Rev. Prof. Eshun said, “Decades after abolition of the distasteful trade in slaves, we are still confronted with variants of indignity which pose challenges to the world’s human security. One of them, very simple but overwhelmingly is the problem of sanitation”.
He said, “Across Africa, the problem of sanitation remains a huge challenge which is critical and detrimental to our human dignity. At the same time, it comes as a threat to our human security, and also perpetually frustrates our social development.
Prof. D.D. Kuupole, former Vice Chancellor of Cape Coast University, said there is the need for all deliberations and literature should be appropriately repositioned to advance socio-economic development.

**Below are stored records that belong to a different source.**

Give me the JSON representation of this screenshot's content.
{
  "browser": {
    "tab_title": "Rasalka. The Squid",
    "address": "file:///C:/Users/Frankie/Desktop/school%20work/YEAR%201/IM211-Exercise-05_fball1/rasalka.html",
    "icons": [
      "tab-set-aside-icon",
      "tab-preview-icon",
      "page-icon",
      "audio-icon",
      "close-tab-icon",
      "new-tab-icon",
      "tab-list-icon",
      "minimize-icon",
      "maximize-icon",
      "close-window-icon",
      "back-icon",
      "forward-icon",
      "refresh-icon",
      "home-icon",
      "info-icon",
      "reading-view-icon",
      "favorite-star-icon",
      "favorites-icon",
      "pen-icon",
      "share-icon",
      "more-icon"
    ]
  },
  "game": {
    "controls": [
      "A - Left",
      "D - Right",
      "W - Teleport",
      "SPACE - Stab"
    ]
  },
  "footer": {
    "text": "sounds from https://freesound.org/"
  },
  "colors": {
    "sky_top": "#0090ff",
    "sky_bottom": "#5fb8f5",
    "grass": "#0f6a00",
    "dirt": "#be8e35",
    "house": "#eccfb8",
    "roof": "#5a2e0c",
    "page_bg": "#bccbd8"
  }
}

He paid glowing tribute to great African literary scholars including Ayikwei Armah, Chinua Achebe, Wole Soyinka, Ngugi wa Thiong’o and Ahmadou Kouroma whose literary works continue to inspire the denunciation of corruption and numerous social ills.
Prof. D.D. Kuupole was saddened that authors of some creative works of literature and expressions of ingenuity have landed such brains in trouble with their respective governments or opinion leaders.
“Some authors, artists and publishers have been declared wanted and hate figures in their own homeland” he said adding: “An environment of insecurity clouds and submerges literary ingenuity and creativity.
He said this hostile reception to literary creativity, without doubt, attenuates writers, and affects the raison d’etre of the genre (literature).
Prof Kuupole called on the conference participants to adopt a perspective that is akin to the period of rebirth and enlightenment of literature and language in the role of eliminating human indignity, insecurity; and further sustain human dignity, security and social development in Africa.
Prof Kizitus Mpoche, Vice Dean for Admissions and Statistics, University of Douala, Cameroon, said Africa could boast of hundreds of local languages which should be effectively harnessed as a basis for social development.
On his part, the Chairman of WAACLALS, Prof. Marcelo Okhakhu of the University of Benin, Benin City, Nigeria, called for a conscious effort to revisit and revise some relevant aspects of Literature and Language for sustainable development.
Dr. Prize McApreko, the Convener of WAACLALS 2019 conference, expressed the hope that, the wealth of knowledge that would emerge during the intellectual engagement would neither be left to gather dust, nor be made only to serve for purposes of academic promotion.
He said they should be published for the benefit of the public and thanked participants for braving the odds in order participate in the event.
Dr Prize McApreko, who is also Dean of the Centre for Languages and Liberal Studies, Takoradi Technical University, said it is unfair that sixty years after Africa’s independence, political demarcations that were inscribed by the colonizers during the scramble for Africa, remain a source of perpetrating forms of indignity by some Africans to fellow Africans in a 21st century post-colonial era.
He called for a more holistic African architecture that is capable of upholding human dignity in its cross border dealings without sacrificing immigration formalities.
University of Douala-Cameroon would host WAACLALS 2020.